Guide de la Station Spatiale Internationale pour le visiteur occasionnel – Partie 2

Pressurised Mating Adaptor (Adapteur d’accouplement pressurisé – PMA1)

Intérieur du module Unity avec le PMA1 en arrière-plan (Crédits : NASA)

Du FGB, en se déplaçant vers l’avant, on traverse un couloir à la physionomie étrange, un tronçon de cône asymétrique qui s’étend de la forme ronde de la trappe à la forme carrée du Node-1. Ce passage s’appelle PMA1, et en plus de relier les deux principaux segments, c’est également un lieu pratique de stockage : ses murs sont recouverts par les sacs blancs typiques (que nous appelons CTB) qui contiennent le matériel utilisé dans la Station. En le traversant on a l’impression de « tomber » vers le bas, sensation due à sa forme asymétrique.

Node-1 (Noeud-1, Unity)

C’est l’heure du repas dans Unity (Crédits : NASA)

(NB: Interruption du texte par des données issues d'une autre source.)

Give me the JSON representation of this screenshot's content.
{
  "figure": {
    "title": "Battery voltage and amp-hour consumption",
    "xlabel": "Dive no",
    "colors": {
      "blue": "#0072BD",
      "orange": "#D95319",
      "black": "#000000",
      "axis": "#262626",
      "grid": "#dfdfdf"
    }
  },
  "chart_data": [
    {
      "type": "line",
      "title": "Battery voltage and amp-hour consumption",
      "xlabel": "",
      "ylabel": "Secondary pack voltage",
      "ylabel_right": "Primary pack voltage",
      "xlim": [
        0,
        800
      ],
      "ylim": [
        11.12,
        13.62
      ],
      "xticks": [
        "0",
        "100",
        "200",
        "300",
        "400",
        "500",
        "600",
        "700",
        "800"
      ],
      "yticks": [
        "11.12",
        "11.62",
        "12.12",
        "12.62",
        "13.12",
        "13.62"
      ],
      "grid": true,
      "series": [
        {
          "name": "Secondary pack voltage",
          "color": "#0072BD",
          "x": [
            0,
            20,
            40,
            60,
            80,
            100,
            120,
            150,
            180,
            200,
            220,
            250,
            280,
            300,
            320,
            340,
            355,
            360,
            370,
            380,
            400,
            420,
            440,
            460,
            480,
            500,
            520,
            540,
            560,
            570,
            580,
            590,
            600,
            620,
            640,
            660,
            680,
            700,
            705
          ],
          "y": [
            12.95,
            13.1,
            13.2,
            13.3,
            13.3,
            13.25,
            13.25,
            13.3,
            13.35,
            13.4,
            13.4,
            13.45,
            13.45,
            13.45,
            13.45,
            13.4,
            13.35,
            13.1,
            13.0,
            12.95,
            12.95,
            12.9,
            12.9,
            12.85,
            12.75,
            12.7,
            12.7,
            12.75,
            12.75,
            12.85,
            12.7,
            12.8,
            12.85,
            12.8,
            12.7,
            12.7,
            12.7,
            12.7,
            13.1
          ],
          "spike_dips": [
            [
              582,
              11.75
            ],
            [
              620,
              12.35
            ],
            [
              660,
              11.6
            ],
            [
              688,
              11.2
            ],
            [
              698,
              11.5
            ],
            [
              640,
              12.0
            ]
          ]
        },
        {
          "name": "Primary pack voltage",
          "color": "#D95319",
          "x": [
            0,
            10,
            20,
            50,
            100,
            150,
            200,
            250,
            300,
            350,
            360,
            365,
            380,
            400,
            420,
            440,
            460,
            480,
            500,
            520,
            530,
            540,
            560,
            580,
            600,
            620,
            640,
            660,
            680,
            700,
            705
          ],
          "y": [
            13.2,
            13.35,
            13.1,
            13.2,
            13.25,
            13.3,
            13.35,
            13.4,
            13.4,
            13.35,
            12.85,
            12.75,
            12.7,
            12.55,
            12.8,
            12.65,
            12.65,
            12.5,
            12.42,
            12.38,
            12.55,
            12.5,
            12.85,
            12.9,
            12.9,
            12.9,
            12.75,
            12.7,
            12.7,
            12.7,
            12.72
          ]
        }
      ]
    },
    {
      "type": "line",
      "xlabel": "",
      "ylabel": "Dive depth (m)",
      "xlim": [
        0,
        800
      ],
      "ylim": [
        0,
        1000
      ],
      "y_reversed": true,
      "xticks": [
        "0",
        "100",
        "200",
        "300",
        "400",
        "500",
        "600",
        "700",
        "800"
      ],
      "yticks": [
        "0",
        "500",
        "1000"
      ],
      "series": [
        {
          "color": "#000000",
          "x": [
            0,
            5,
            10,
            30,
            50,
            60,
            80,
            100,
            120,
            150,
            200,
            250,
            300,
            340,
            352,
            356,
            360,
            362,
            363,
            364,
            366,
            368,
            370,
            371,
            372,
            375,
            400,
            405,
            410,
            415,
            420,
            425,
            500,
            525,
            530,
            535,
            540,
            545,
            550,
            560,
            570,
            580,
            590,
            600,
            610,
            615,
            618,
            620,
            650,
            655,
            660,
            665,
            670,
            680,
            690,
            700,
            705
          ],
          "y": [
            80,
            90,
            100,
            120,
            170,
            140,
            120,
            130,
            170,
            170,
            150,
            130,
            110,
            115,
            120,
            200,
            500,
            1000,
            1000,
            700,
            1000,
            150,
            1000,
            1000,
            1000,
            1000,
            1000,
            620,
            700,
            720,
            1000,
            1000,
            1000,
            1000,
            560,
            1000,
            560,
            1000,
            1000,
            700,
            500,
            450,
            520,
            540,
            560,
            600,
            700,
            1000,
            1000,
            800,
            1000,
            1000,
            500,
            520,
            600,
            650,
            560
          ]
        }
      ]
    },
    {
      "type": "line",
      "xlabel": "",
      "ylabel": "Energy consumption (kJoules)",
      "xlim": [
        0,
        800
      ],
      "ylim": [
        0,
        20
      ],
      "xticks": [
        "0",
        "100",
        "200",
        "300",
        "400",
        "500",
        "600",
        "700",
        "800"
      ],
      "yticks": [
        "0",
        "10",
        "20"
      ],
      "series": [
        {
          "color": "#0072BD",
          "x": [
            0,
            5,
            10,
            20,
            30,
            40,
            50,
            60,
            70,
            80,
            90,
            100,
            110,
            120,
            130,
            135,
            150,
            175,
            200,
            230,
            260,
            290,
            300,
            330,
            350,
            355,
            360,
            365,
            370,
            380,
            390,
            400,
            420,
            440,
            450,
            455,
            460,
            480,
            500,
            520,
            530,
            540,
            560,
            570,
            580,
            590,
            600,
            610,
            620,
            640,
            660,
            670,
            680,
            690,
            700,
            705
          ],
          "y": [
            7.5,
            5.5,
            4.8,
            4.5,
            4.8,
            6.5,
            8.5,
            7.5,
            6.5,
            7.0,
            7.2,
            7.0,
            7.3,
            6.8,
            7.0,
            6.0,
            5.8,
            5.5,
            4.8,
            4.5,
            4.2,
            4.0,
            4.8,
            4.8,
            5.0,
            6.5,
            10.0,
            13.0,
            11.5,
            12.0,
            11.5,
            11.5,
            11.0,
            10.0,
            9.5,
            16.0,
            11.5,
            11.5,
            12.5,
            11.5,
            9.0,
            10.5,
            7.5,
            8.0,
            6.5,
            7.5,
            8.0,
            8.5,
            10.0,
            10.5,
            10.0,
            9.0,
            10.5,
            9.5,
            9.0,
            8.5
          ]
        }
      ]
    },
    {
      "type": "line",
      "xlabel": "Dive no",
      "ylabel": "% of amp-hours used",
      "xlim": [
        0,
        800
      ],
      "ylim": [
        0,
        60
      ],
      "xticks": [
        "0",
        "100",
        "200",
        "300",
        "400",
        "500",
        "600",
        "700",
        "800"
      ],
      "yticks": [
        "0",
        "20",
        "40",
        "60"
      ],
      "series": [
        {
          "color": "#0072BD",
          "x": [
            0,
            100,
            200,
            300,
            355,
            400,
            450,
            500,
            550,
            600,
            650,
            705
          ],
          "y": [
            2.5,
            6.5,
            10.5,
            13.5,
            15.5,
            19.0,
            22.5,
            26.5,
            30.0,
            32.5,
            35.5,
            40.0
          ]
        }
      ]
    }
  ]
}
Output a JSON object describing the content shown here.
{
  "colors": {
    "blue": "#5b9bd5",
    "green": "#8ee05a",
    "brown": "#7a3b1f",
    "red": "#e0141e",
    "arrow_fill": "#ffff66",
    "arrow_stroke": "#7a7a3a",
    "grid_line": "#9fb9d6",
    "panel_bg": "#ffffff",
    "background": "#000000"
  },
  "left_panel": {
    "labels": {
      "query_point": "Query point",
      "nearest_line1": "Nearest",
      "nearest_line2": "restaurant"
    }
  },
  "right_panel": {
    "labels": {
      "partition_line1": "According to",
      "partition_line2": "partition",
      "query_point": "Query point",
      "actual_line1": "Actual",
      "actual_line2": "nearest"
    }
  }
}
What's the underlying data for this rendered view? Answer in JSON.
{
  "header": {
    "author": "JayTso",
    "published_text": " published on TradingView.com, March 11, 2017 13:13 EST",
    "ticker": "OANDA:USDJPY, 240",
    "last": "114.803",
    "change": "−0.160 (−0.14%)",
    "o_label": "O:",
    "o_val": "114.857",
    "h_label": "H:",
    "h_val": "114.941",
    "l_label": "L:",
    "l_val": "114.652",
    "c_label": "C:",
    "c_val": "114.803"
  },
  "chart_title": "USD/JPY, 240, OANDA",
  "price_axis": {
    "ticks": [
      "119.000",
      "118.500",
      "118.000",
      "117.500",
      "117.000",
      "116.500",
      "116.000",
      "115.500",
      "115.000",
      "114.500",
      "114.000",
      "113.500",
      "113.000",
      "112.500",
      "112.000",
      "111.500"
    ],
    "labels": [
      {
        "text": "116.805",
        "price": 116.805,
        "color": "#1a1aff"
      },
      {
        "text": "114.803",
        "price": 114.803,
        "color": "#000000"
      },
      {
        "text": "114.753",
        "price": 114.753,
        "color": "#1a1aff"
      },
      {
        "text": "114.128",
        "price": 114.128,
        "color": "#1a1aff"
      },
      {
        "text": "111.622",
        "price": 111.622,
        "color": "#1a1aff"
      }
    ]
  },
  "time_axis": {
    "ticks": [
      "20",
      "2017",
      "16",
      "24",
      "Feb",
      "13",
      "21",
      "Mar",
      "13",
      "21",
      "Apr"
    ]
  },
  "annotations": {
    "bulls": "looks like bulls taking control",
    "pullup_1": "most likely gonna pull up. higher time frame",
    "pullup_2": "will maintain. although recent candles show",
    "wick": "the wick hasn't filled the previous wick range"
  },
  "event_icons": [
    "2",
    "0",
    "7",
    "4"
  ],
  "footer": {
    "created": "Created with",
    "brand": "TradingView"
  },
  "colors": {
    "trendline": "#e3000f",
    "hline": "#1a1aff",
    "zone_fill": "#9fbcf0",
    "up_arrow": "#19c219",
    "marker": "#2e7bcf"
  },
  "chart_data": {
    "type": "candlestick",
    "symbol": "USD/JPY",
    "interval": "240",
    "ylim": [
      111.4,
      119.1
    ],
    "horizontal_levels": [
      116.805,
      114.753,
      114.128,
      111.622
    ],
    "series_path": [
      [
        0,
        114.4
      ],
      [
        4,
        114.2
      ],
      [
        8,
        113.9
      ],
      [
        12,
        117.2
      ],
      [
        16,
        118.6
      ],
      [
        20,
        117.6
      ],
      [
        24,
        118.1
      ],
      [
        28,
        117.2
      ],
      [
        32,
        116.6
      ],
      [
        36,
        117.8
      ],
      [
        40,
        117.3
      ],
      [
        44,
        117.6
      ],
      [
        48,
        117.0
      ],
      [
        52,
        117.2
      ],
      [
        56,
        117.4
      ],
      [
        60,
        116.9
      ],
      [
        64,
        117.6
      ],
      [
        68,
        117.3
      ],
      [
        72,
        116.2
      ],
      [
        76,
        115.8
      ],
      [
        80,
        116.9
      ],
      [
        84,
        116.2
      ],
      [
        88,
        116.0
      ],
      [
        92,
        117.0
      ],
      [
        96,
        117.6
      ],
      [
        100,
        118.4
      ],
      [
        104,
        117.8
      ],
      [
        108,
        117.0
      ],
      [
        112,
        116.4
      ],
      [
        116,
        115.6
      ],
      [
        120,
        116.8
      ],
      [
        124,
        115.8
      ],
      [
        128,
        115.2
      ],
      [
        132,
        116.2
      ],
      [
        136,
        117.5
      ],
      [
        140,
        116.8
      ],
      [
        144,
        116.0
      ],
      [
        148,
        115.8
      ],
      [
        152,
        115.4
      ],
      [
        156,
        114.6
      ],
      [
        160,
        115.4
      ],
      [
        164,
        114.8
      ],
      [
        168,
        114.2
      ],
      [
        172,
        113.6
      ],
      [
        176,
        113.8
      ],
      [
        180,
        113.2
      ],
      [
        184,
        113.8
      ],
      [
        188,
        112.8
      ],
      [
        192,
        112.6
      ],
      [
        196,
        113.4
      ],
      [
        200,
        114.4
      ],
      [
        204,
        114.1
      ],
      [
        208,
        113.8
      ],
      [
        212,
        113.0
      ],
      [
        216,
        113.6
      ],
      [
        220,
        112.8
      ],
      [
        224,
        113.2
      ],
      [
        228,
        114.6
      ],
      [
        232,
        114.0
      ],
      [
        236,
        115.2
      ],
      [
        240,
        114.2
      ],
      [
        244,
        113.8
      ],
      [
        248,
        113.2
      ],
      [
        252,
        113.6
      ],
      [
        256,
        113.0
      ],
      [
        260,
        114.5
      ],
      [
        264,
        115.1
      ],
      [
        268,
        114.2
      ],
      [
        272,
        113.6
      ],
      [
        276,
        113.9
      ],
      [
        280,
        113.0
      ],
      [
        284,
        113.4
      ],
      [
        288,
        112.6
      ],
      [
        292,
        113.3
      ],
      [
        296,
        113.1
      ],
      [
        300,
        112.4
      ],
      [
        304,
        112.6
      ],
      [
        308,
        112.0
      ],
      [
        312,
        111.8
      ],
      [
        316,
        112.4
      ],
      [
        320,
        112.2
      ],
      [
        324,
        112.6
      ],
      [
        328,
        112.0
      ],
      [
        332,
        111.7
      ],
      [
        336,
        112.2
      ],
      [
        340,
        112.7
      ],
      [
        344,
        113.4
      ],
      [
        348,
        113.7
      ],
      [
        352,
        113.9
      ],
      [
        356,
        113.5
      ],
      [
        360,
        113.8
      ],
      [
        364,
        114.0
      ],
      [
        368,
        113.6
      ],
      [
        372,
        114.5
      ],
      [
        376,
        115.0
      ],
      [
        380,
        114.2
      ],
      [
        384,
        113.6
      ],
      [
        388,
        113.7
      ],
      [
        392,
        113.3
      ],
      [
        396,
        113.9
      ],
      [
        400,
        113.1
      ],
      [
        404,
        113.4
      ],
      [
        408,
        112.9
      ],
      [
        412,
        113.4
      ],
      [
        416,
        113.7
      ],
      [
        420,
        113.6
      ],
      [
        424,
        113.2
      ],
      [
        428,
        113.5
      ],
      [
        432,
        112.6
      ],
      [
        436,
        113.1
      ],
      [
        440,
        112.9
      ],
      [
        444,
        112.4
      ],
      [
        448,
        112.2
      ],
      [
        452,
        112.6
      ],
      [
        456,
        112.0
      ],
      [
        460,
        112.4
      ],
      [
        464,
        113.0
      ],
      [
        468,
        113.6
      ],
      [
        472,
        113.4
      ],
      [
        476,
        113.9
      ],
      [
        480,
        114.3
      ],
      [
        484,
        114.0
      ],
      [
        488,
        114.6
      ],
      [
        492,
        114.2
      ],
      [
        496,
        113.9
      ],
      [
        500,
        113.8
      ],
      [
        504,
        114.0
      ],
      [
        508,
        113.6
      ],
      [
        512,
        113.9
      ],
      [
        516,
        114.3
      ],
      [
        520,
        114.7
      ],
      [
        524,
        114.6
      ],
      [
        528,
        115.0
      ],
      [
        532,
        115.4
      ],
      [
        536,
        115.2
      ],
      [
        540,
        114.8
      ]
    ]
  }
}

Il s’agit du module le plus ancien du segment américain, et cela peut se comprendre en observant l’état des murs qui ont subi l’attaque des dizaines d’astronautes inexpérimentés qui y ont pris la plupart de leurs repas. Encore maintenant, le Node-1 est le principal point de rencontre pour l’équipage, et le passage obligatoire d’un segment à l’autre. Ici aussi, une table a été installée : c’est la moitié manquante de celle qui se trouve dans le module Russe (dont j’ai parlé dans le blog précédent), démontée et remontée il y a plusieurs expéditions de cela avec l’esprit et l’art du « do it yourself » spatial. Les quatre murs autour de la table sont entièrement utilisés comme rangement. Le sol, en particulier, contient la « boite à outils » de la Station, il est donc normal de voir un astronaute sélectionner des outils pour le travail ou en ranger une fois le travail terminé. Toutes les parois sont en matière plastique de couleur blanche, à l’exception des structures des quatre cotés des trappes qui sont de couleur rose, pour les distinguer du Lab (de couleur bleu) et du Node-2 (de couleur grise). La seconde baie du Node-1 est formée de quatre trappes d’accès aux modules, mais seulement trois sont liées à d’autres volumes. La quatrième, au zénith, est utilisée pour le stockage, et en ce moment elle est utilisée pour les conteneurs alimentaires (divisés par catégories).

Permanent Multipurpose Module (Module Permanent Polyvalent, Leonardo)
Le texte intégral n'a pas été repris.